Travel therapy: How vacations could benefit mental health



Going on vacation can be a form of therapy for people with fragile mental health.

This concept of “travel therapy” is supported by recent Australian research that draws parallels between travel experiences and some of the therapies recommended for people with mental health disorders like dementia.

What if tourism had real benefits for our mental health? Indeed, the concept of travel therapy is gaining more and more ground among health specialists.

A study from researchers at Australia’s Edith Cowan University (ECU), conducted in collaboration with tourism and health experts, explains that while vacations are a time for leisure and relaxing, they can also have a therapeutic aspect.

“Medical experts can recommend dementia treatments such as music therapy, exercise, cognitive stimulation, reminiscence therapy, sensory stimulation and adaptations to a patient’s mealtimes and environment,” says lead researcher Dr. Jun Wen in a statement. “These are all also often found when on holidays.”

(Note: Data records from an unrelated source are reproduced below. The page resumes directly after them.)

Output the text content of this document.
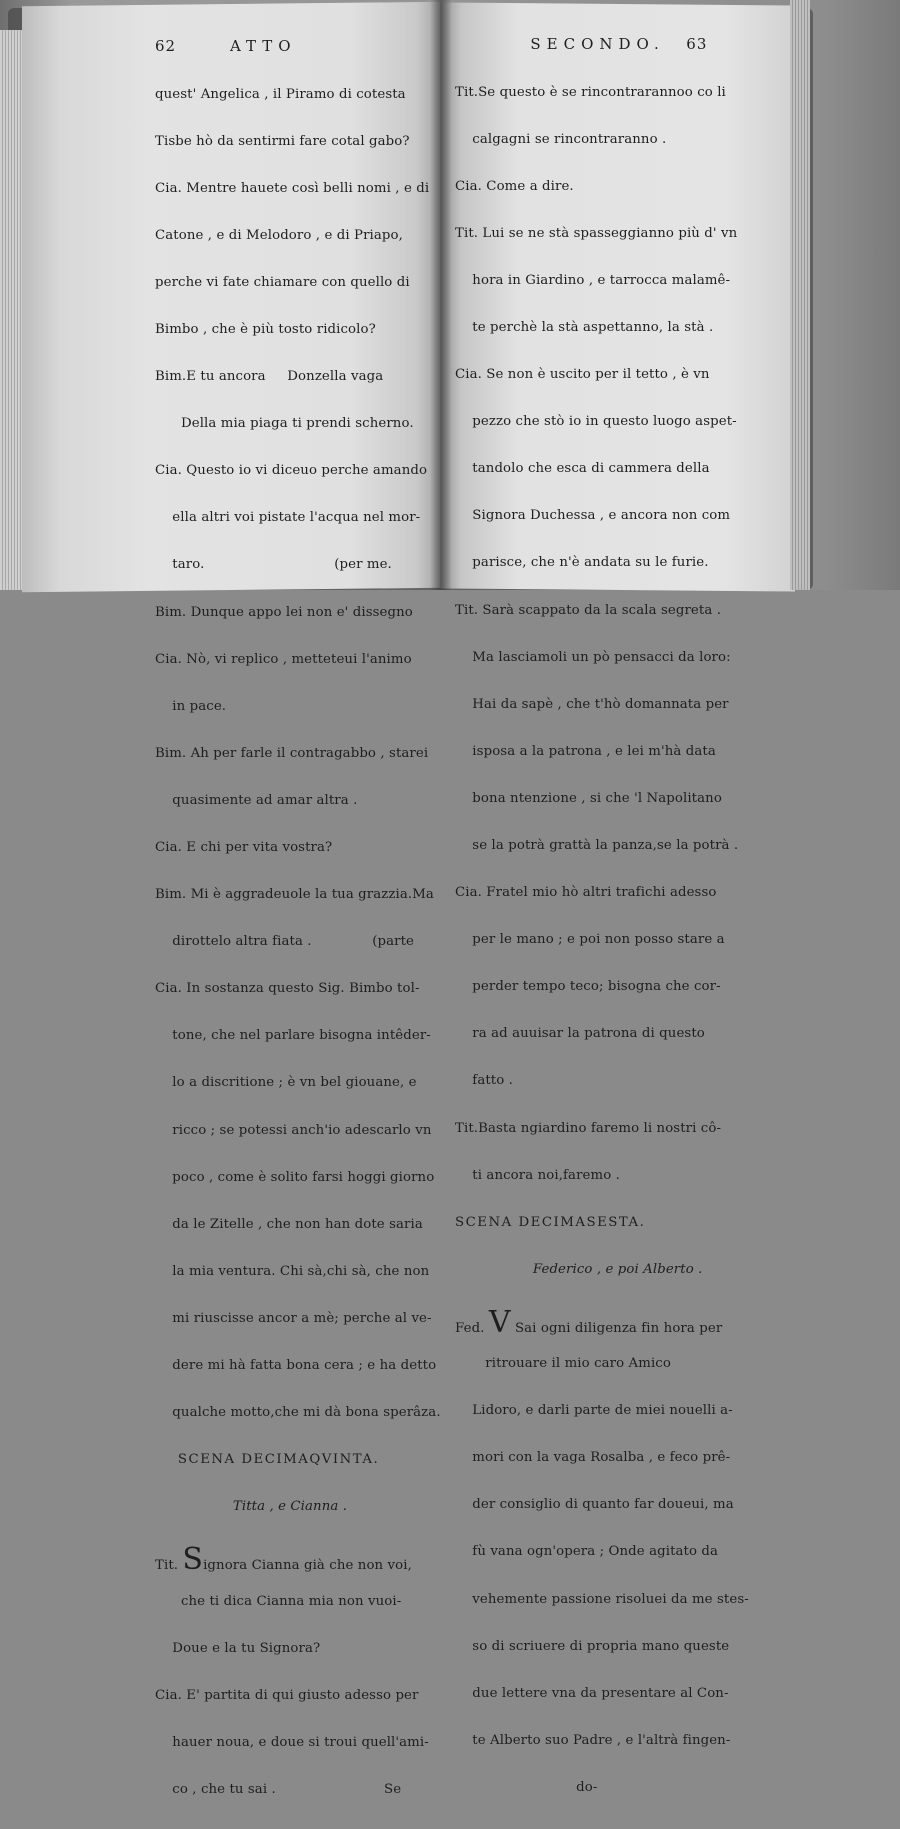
62	ATTO

quest' Angelica , il Piramo di cotesta

Tisbe hò da sentirmi fare cotal gabo?

Cia. Mentre hauete così belli nomi , e di

Catone , e di Melodoro , e di Priapo,

perche vi fate chiamare con quello di

Bimbo , che è più tosto ridicolo?

Bim.E tu ancora     Donzella vaga

Della mia piaga ti prendi scherno.

Cia. Questo io vi diceuo perche amando

ella altri voi pistate l'acqua nel mor-

taro.                              (per me.

Bim. Dunque appo lei non e' dissegno

Cia. Nò, vi replico , metteteui l'animo

in pace.

Bim. Ah per farle il contragabbo , starei

quasimente ad amar altra .

Cia. E chi per vita vostra?

Bim. Mi è aggradeuole la tua grazzia.Ma

dirottelo altra fiata .              (parte

Cia. In sostanza questo Sig. Bimbo tol-

tone, che nel parlare bisogna intêder-

lo a discritione ; è vn bel giouane, e

ricco ; se potessi anch'io adescarlo vn

poco , come è solito farsi hoggi giorno

da le Zitelle , che non han dote saria

la mia ventura. Chi sà,chi sà, che non

mi riuscisse ancor a mè; perche al ve-

dere mi hà fatta bona cera ; e ha detto

qualche motto,che mi dà bona sperâza.

SCENA DECIMAQVINTA.

Titta , e Cianna .

Tit. Signora Cianna già che non voi,

che ti dica Cianna mia non vuoi-

Doue e la tu Signora?

Cia. E' partita di qui giusto adesso per

hauer noua, e doue si troui quell'ami-

co , che tu sai .                         Se

SECONDO. 63

Tit.Se questo è se rincontrarannoo co li

calgagni se rincontraranno .

Cia. Come a dire.

Tit. Lui se ne stà spasseggianno più d' vn

hora in Giardino , e tarrocca malamê-

te perchè la stà aspettanno, la stà .

Cia. Se non è uscito per il tetto , è vn

pezzo che stò io in questo luogo aspet-

tandolo che esca di cammera della

Signora Duchessa , e ancora non com

parisce, che n'è andata su le furie.

Tit. Sarà scappato da la scala segreta .

Ma lasciamoli un pò pensacci da loro:

Hai da sapè , che t'hò domannata per

isposa a la patrona , e lei m'hà data

bona ntenzione , si che 'l Napolitano

se la potrà grattà la panza,se la potrà .

Cia. Fratel mio hò altri trafichi adesso

per le mano ; e poi non posso stare a

perder tempo teco; bisogna che cor-

ra ad auuisar la patrona di questo

fatto .

Tit.Basta ngiardino faremo li nostri cô-

ti ancora noi,faremo .

SCENA DECIMASESTA.

Federico , e poi Alberto .

Fed. V Sai ogni diligenza fin hora per

ritrouare il mio caro Amico

Lidoro, e darli parte de miei nouelli a-

mori con la vaga Rosalba , e feco prê-

der consiglio di quanto far doueui, ma

fù vana ogn'opera ; Onde agitato da

vehemente passione risoluei da me stes-

so di scriuere di propria mano queste

due lettere vna da presentare al Con-

te Alberto suo Padre , e l'altrà fingen-

do-
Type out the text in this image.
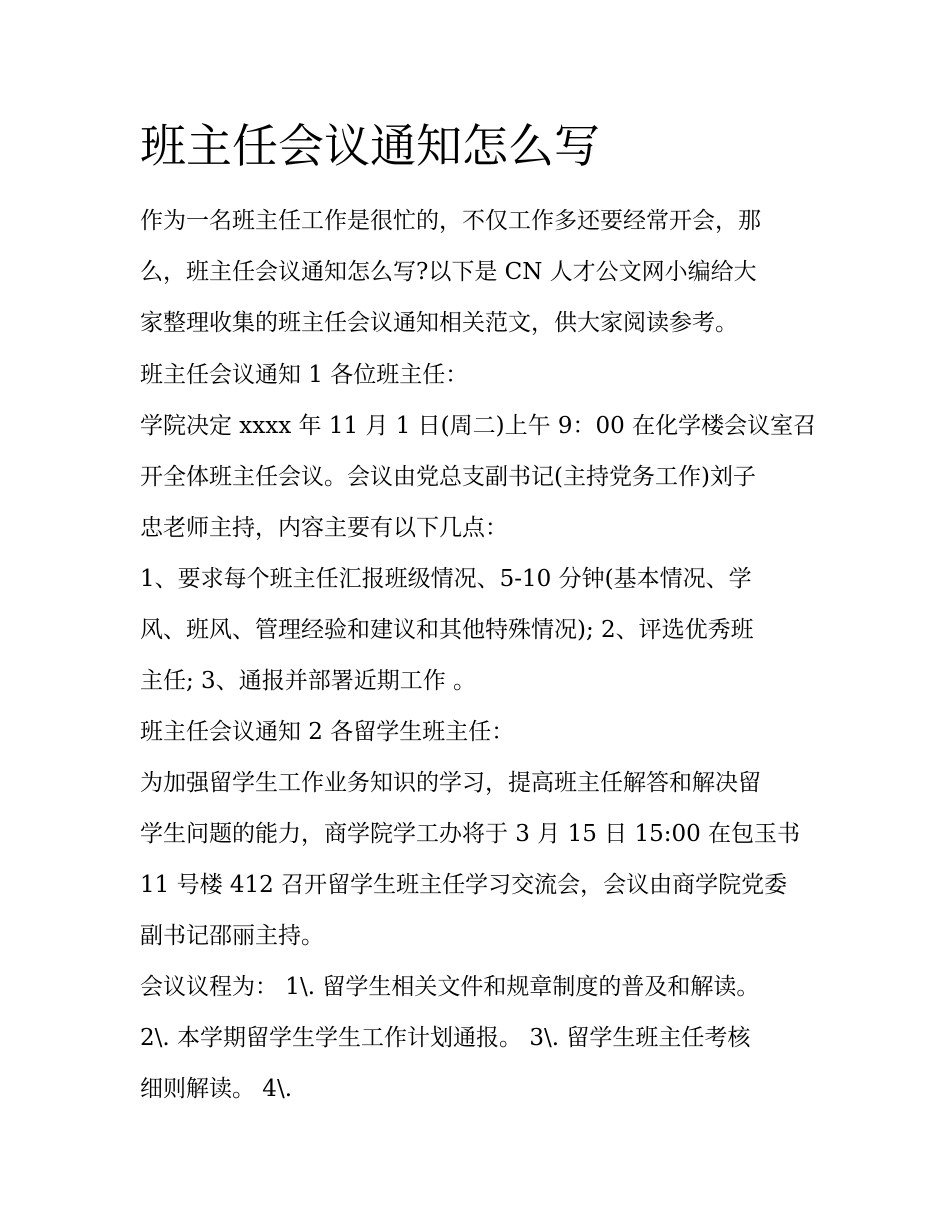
班主任会议通知怎么写

作为一名班主任工作是很忙的，不仅工作多还要经常开会，那

么，班主任会议通知怎么写?以下是 CN 人才公文网小编给大

家整理收集的班主任会议通知相关范文，供大家阅读参考。

班主任会议通知 1 各位班主任：

学院决定 xxxx 年 11 月 1 日(周二)上午 9：00 在化学楼会议室召

开全体班主任会议。会议由党总支副书记(主持党务工作)刘子

忠老师主持，内容主要有以下几点：

1、要求每个班主任汇报班级情况、5-10 分钟(基本情况、学

风、班风、管理经验和建议和其他特殊情况); 2、评选优秀班

主任; 3、通报并部署近期工作 。

班主任会议通知 2 各留学生班主任：

为加强留学生工作业务知识的学习，提高班主任解答和解决留

学生问题的能力，商学院学工办将于 3 月 15 日 15:00 在包玉书

11 号楼 412 召开留学生班主任学习交流会，会议由商学院党委

副书记邵丽主持。

会议议程为： 1\. 留学生相关文件和规章制度的普及和解读。

2\. 本学期留学生学生工作计划通报。 3\. 留学生班主任考核

细则解读。 4\.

Going on vacation provides a change of environment and new experiences. This leads to cognitive and sensory stimulation.

In addition, vacationers spend more time outdoors, which allows them to boost vitamin D and serotonin levels, whether visiting a cold or hot country.

On vacation, we are generally more physically active, typically walking more than usual, for example.

Plus, meals are more likely to be shared experiences, involving socializing with other people, which has “been found to positively influence dementia patients’ eating behavior,” says Dr. Jun Wen.

All of these experiences combine to represent a “holistic tourism experience.” After two years marked by the Covid pandemic, “it’s a good time to identify tourism’s place in public health — and not just for healthy tourists, but vulnerable groups,” concludes the specialist.